KL: I wondered, actually, because there were those allegations about the administrator there, whose name I'm blanking right now, at the hospital.

MS: That would be Dr. Goto.

KL: It was a Caucasian -- Morris Little. Did you know Morris Little? He was a Caucasian guy who came in late. There was a Caucasian administrator added to --

MS: Okay, I don't remember him, but...

RM: Yeah, there were some allegations against him.

MS: But I do know that both Dr. Goto and his wife... and you know, it's very possible with the awful stress and strain of everything that why wouldn't you take a little dope or something, and then all of a sudden you're taking more. But who knows.

RM: What do you remember about the kind of tensions in the camp?

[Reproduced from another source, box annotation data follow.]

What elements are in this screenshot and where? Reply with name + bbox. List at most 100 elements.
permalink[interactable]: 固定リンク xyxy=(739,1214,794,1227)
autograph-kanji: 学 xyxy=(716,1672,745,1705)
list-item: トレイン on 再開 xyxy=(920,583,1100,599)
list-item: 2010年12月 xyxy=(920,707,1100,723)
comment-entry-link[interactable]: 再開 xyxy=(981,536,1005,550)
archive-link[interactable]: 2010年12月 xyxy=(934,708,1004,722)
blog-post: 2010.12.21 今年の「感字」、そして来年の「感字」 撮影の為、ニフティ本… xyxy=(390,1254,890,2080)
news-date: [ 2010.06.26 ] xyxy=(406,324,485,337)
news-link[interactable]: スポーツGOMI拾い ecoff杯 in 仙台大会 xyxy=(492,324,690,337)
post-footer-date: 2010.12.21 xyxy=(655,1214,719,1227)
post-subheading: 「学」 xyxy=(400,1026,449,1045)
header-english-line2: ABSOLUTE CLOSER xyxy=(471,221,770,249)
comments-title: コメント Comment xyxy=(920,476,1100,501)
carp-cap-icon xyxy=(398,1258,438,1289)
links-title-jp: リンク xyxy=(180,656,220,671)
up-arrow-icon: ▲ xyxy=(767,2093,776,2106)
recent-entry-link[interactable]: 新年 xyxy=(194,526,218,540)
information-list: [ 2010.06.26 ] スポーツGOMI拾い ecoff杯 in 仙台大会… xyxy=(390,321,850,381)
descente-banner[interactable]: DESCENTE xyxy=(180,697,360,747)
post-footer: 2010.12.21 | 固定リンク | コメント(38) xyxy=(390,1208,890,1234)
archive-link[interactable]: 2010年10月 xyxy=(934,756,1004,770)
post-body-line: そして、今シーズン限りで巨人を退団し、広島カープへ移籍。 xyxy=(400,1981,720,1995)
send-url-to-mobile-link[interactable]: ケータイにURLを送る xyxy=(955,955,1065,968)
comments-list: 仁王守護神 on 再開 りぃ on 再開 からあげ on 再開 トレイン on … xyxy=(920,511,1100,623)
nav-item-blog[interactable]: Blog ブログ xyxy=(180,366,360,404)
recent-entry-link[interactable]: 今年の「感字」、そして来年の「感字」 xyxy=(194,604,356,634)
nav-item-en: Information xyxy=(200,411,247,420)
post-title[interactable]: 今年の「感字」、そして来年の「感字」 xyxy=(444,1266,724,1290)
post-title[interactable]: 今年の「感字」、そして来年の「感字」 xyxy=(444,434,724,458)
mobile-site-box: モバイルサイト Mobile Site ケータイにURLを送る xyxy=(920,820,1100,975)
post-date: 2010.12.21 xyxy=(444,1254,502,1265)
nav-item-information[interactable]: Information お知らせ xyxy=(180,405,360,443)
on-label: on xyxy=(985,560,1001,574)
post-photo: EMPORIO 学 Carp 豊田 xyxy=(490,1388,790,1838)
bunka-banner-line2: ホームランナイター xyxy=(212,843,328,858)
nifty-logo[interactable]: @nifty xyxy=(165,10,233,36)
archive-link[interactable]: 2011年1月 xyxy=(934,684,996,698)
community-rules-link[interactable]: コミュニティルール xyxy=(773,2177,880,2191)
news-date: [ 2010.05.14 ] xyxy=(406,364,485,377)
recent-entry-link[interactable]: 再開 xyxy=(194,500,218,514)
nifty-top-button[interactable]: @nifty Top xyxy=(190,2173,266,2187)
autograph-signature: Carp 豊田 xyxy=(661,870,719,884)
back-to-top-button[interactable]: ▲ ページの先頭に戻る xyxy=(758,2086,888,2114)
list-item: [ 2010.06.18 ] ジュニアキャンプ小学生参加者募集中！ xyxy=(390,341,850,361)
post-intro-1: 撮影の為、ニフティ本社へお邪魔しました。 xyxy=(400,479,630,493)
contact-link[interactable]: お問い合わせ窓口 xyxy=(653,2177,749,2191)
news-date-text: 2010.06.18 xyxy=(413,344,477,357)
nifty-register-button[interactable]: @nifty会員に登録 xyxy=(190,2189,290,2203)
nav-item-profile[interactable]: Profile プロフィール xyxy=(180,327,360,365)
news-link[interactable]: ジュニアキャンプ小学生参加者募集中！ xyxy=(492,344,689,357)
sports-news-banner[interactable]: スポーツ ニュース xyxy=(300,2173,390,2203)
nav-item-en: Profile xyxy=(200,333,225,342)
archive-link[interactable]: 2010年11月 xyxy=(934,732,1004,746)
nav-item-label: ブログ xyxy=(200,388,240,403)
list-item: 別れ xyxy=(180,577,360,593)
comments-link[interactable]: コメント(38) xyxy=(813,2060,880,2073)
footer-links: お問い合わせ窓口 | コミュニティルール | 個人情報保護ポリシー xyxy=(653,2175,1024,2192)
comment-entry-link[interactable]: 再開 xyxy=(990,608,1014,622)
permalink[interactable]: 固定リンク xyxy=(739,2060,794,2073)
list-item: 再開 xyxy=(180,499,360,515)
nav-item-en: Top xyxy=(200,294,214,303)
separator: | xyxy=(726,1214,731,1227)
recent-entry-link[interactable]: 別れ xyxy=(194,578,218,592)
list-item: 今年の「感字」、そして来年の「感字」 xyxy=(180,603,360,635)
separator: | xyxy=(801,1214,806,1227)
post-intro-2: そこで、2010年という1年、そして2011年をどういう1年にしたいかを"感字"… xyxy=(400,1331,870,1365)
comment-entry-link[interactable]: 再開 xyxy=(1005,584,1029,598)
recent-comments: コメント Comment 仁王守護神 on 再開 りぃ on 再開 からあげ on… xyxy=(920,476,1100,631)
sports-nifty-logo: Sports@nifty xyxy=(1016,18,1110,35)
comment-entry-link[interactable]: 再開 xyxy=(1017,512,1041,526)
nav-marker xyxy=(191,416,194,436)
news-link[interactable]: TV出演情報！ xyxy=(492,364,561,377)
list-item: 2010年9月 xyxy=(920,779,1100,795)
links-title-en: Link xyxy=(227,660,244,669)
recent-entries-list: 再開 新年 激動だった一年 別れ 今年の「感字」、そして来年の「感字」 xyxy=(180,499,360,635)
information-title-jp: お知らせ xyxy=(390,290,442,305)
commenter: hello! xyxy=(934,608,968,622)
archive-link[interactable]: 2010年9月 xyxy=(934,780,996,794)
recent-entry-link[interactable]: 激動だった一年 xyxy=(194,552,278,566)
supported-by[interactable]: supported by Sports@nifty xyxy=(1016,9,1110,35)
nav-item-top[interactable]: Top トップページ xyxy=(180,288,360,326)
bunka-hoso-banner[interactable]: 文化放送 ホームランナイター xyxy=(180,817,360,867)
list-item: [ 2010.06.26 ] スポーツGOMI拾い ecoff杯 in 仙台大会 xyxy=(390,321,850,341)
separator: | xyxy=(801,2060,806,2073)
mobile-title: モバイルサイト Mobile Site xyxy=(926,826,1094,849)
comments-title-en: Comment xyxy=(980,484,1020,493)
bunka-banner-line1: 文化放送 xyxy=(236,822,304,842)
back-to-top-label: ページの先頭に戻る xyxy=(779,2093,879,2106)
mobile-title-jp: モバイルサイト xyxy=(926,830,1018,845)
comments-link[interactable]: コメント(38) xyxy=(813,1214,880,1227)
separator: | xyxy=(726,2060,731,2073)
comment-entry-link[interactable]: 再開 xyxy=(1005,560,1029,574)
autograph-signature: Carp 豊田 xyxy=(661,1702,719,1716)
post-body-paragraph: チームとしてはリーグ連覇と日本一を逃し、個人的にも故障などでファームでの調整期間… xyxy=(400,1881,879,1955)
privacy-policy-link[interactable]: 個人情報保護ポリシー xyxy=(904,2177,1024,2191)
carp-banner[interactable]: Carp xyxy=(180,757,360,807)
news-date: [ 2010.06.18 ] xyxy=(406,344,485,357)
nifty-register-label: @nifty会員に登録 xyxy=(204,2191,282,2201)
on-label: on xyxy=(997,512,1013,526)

MS: I never was aware of it. And even that riot that they had in December, I guess it was a big deal, but it didn't seem like a big deal. It just seemed as though it was built up, but in things I've read later, in some of the books, I have this little gal I mentioned who's married to a Japanese, she's very interested in the Japanese, in the camps. She has a couple of books, and they built that riot up a great deal. And at the time, I don't remember it as a big deal, but that doesn't mean that it wasn't.

RM: Sure. Do you remember it happening?

MS: Well, I remember hearing about it that night.

RM: What did you hear?

MS: Well, you know how rumors are, rumors go around. And I don't remember what the rumors were or anything like that, but then everything seemed to settle down. So I really wasn't... I knew that there was a riot, but I didn't know that it was a big deal.